In the past enterprise computer networks were primarily mainframes with terminals at remote locations. The network manager had complete control over the network and processing as it was performed at the mainframe in these systems. Now, personal computers (PCs) provide major processing power replacing terminals on the desktop and are most often tied into networks. This has presented some challenges in maintaining operation of such computers and networks. Unlike mainframe managers, the manager of a PC network has limited control over and reduced information concerning the respective client computers on the network. This has been a particularly increasing problem as the number of computers on networks has increased, at times numbering over 10,000 client PCs on a single network.
With personal computers replacing terminals on a network, far more can go wrong that is outside the network manager's knowledge or control. This flexibility and power is valuable to the end user but limits the ability of the network manager to perform and control network maintenance and support. Network managers have less information available and on hand when maintaining a remote client PC network which is regularly unattended. It has become more difficult to manage and control such PC networks as personal computer complexity and power increases. Moreover, clients are becoming increasingly dependant on their systems and are less tolerant of downtime. Compounding these issues, today's powerful systems are difficult for most users to manage or repair when abnormal operation such as a fault, a system interruption or another error occurs.
Accordingly a method and apparatus to track the status or state of an increasing number of networked client PCs has become necessary. It would be beneficial to automate such tracking and provide additional information concerning the network addition, connection status, activity status, error status and test status of individual client PCs on a network.
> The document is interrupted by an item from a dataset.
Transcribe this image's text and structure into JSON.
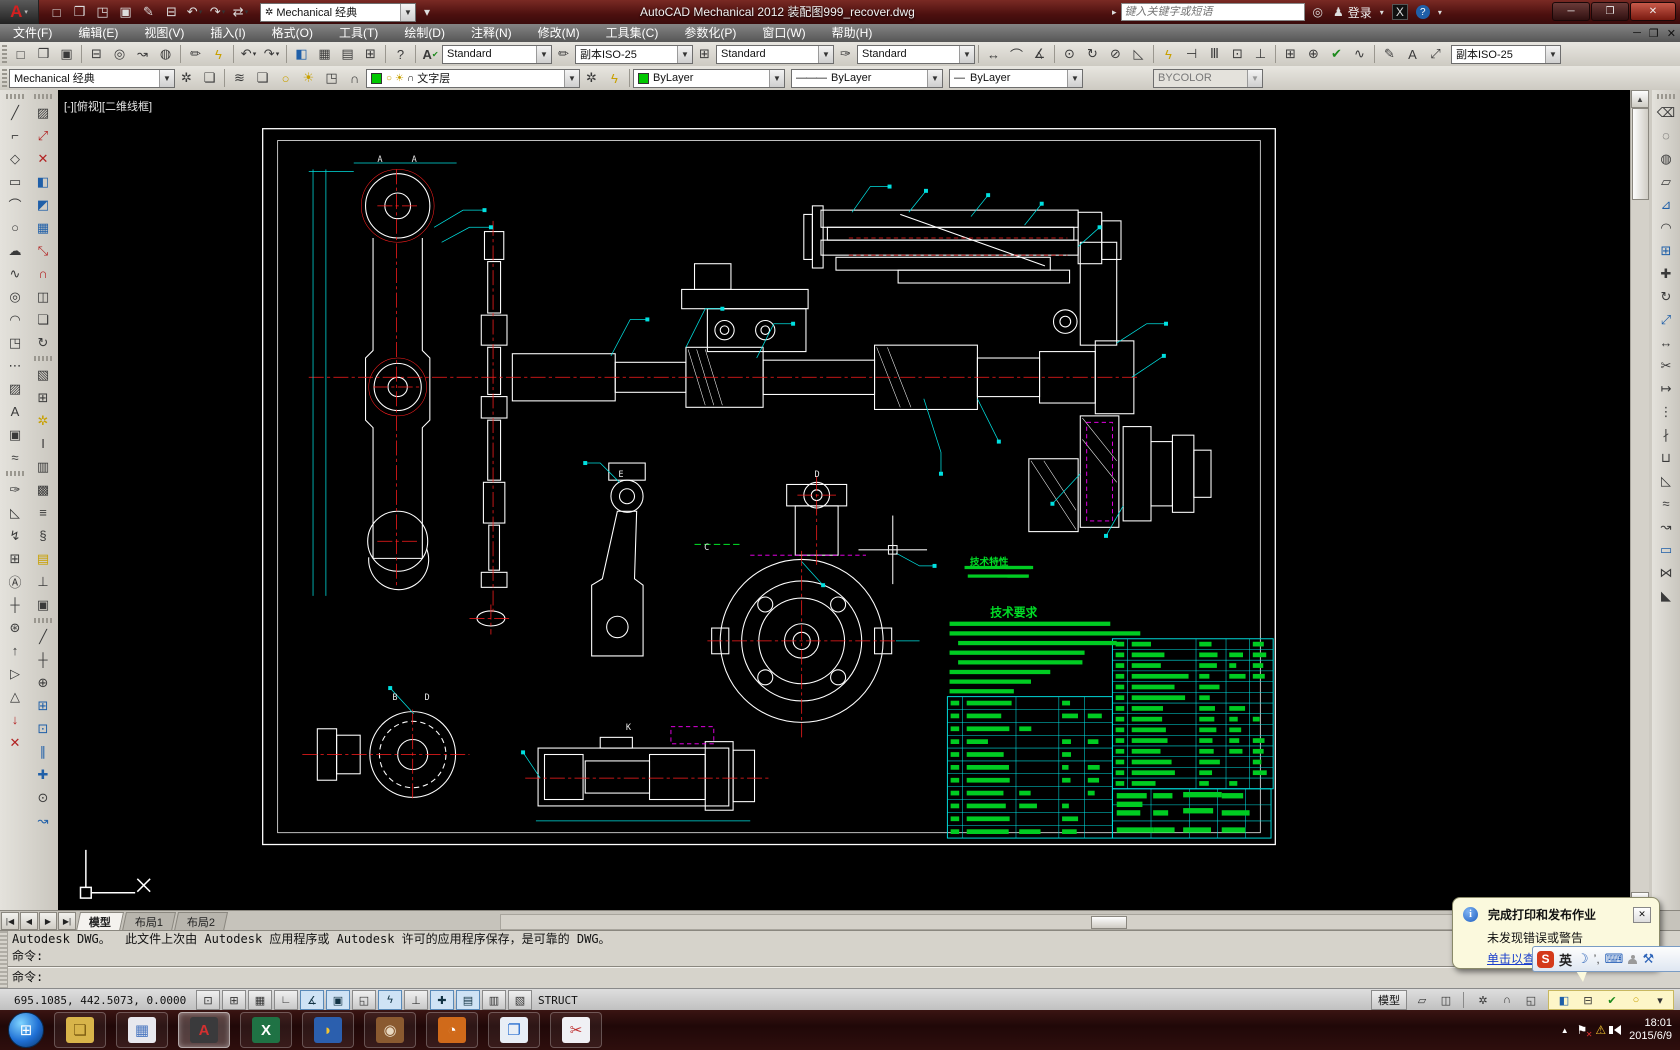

It would also be beneficial to improve the knowledge base of such networked PC clients. This will improve response time of personnel responsible for servicing a particular networked PC and will improve the ability of service personnel to detect and evaluate possible errors and state changes for the registered PC clients.
In addition, it would be beneficial to manage such a network and its individual client PCs from a central apparatus or database, use information gathered through remote databases as well as from common conditions of individual PCs on the network, and provide automatic notification to a variety of users in specific subsets on a PC by PC basis. By automating an apparatus, method and computer program to detect an individual machine's status or state using a certain set of criteria, we can effectively and efficiently manage the vast number of computers on a large and growing network.
The present invention provides a method, apparatus and computer program product for monitoring a group of attached devices or machines such as client computers or personal computers (computers, PCs or machines including but not limited to tape drives, disk subsystems and similar storage devices) on a network. Monitoring is achieved through notifying a central database of the current state of each of the computers, machines and the like coupled to the database through the network. The method and apparatus of the present invention includes software and hardware for obtaining the status or state of each of the networked computers or machines, determining if a new computer has been connected to the network, setting a state for each new computer and determining if the current state of any one of the plurality of computers has not been obtained within a prescribed interval of time or if any one of the networked computers has not notified the central database of its current state within a prescribed interval of time. The method and apparatus includes hardware and software for determining if any one of the networked computers is in an inactive state, determining if any one of the networked computers has changed its state to inactive and updating the central database to reflect the current state of each of the networked computers. A list of users to be notified of the state of each PC, along with the reason for any change in state of each computer, is compiled from the data in the central database and can be sent automatically to each of the users on the list.
Each of the computers on the network can send a signal to the database at a predetermined time interval and this signal is used by the database to detect when one or more of the networked computers is not operating or not operating properly. If one or more of the PCs has not notified the central database of its current state within a prescribed period of time, the method and apparatus of the present invention can adapt or vary the prescribed period of time to allow for a longer period of time or a shorter period of time as required by the networked PC. The system of the present invention will then update the central database and use either the longer period of time or the shorter period of time as a new prescribed interval for determining if any one of the networked computers has not notified the central database of its current state.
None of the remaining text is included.